Skipping the ISymbolDocumentWriter for a minute, next you will need a class and some code to run. A class (or struct) can be created with a TypeBuilder. The MethodBuilder lets you define methods for your type. For a Console application you will need a Main method. This is the only method our emitter generates for now. And, of course, you will need to emit the lines of MSIL.

To define parameters use the MethodBuilder constructor as show to define the return type and parameter types or use MethodBuilder.SetParameters. To name the parameter and adorn it with modifiers—like ref, out, or in—use a ParameterBuilder as shown in the listing. Up to the ParameterBuilder statement the MSIL is equivalent to:

public class MyType
{

    public static void Main(string[] args)
    {
    }
}

From the MethodBuilder you request the ILGenerator. The generator converts the expression tree to MSIL.

Tip: To learn how to write IL write regular code—in C# or VB.NET—and use ILDASM to see the MSIL Visual Studio generates. Use ILDASM to view the MSIL.

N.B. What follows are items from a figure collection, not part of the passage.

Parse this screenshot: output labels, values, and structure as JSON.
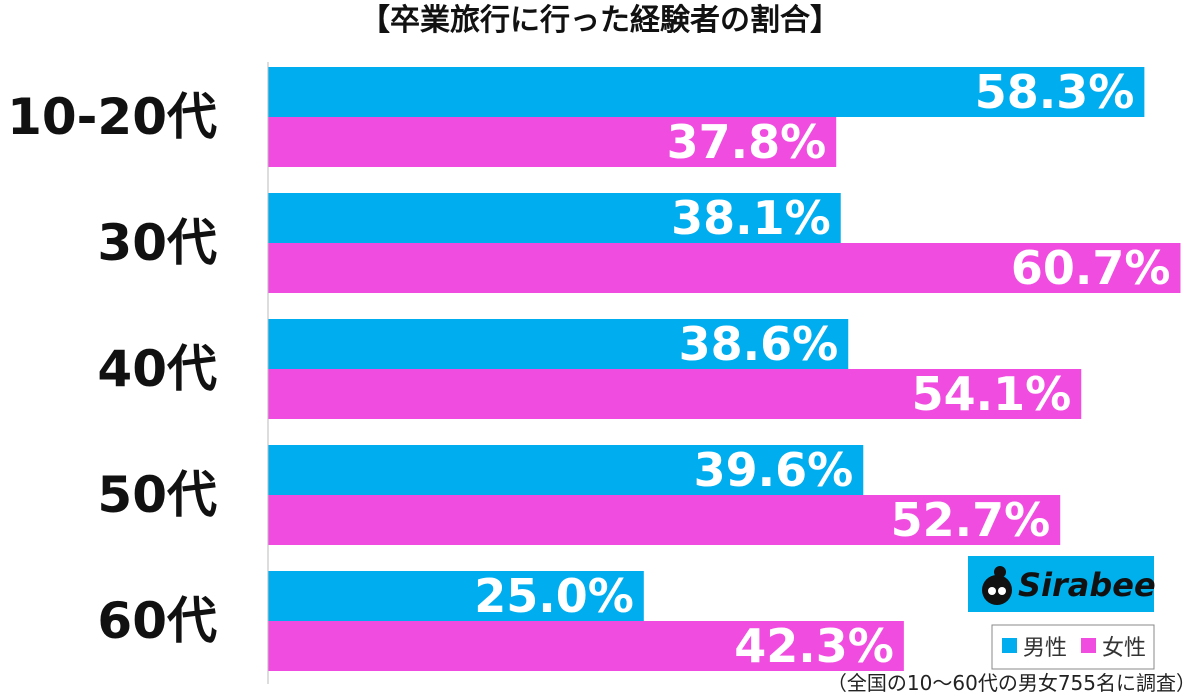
{
  "chart_data": {
    "type": "bar",
    "orientation": "horizontal",
    "title": "【卒業旅行に行った経験者の割合】",
    "categories": [
      "10-20代",
      "30代",
      "40代",
      "50代",
      "60代"
    ],
    "series": [
      {
        "name": "男性",
        "color": "#00aeef",
        "values": [
          58.3,
          38.1,
          38.6,
          39.6,
          25.0
        ],
        "labels": [
          "58.3%",
          "38.1%",
          "38.6%",
          "39.6%",
          "25.0%"
        ]
      },
      {
        "name": "女性",
        "color": "#f04ce0",
        "values": [
          37.8,
          60.7,
          54.1,
          52.7,
          42.3
        ],
        "labels": [
          "37.8%",
          "60.7%",
          "54.1%",
          "52.7%",
          "42.3%"
        ]
      }
    ],
    "xlim": [
      0,
      62
    ],
    "grid": false,
    "legend_position": "bottom-right",
    "value_unit": "%"
  },
  "footnote": "（全国の10〜60代の男女755名に調査）",
  "brand": {
    "name": "Sirabee",
    "bg_color": "#00b0ec"
  }
}
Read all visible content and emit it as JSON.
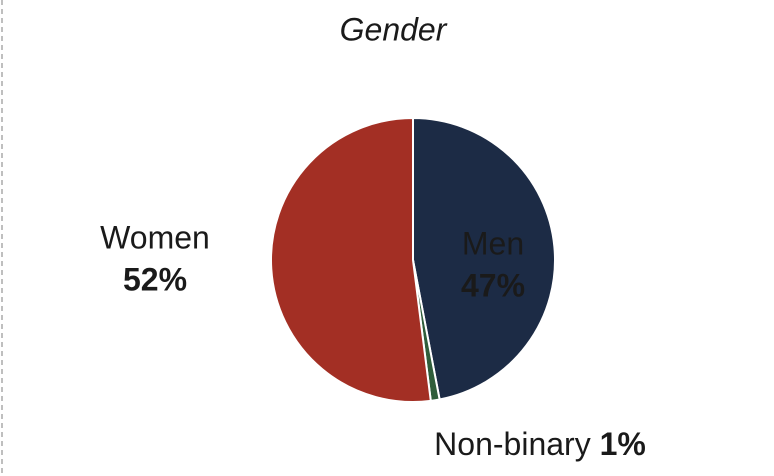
{
  "chart_data": {
    "type": "pie",
    "title": "Gender",
    "categories": [
      "Men",
      "Non-binary",
      "Women"
    ],
    "values": [
      47,
      1,
      52
    ],
    "value_labels": [
      "47%",
      "1%",
      "52%"
    ],
    "colors": [
      "#1c2b45",
      "#2f5d3a",
      "#a32f24"
    ]
  }
}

ILGenerator.Emit is used to write the lines of MSIL. OpCodes.Nop is filler. This is generally added to move code to even numbered offsets, but it doesn’t actually do anything. OpCodes.Ldarg_0 loads the methods first argument. OpCodes.Ldc_I4_0 loads the value 0 as an int32 on the evaluation stack. Ldelem_Ref loads a reference with the specified index on the evaluation stack. These three arguments (after OpCodes.Nop) is indexing the array of strings. For example, Ldc_I4_1 would get the second argument string.

ILGenerator.MarkSequence is marking a debug location in the source document. More on this in a minute.

The GetMethod call returns a MethodInfo object for the specified type. ILGenerator.EmitCall calls the method specified by the MethodInfo—the second—argument. These two lines combined with the previous three equate to the line

Console.WriteLine(args[0]);

The next line is filler. The next three lines show you how to define a label for a GOTO. They don’t fill any real purpose here. ILGenerator.Emit(OpCodes.Ret) is the end of the method, illustrating that everything is really a function, even void functions.

The statement including typeBuilder.CreateType loads the Type object for our emitted code, and GetMethod(“methodname”).Invoke calls our method using reflection passing the argument to main.

If you want to save the emitted code to an external use TypeBuilder.Save passing a filename for the executable (or DLL).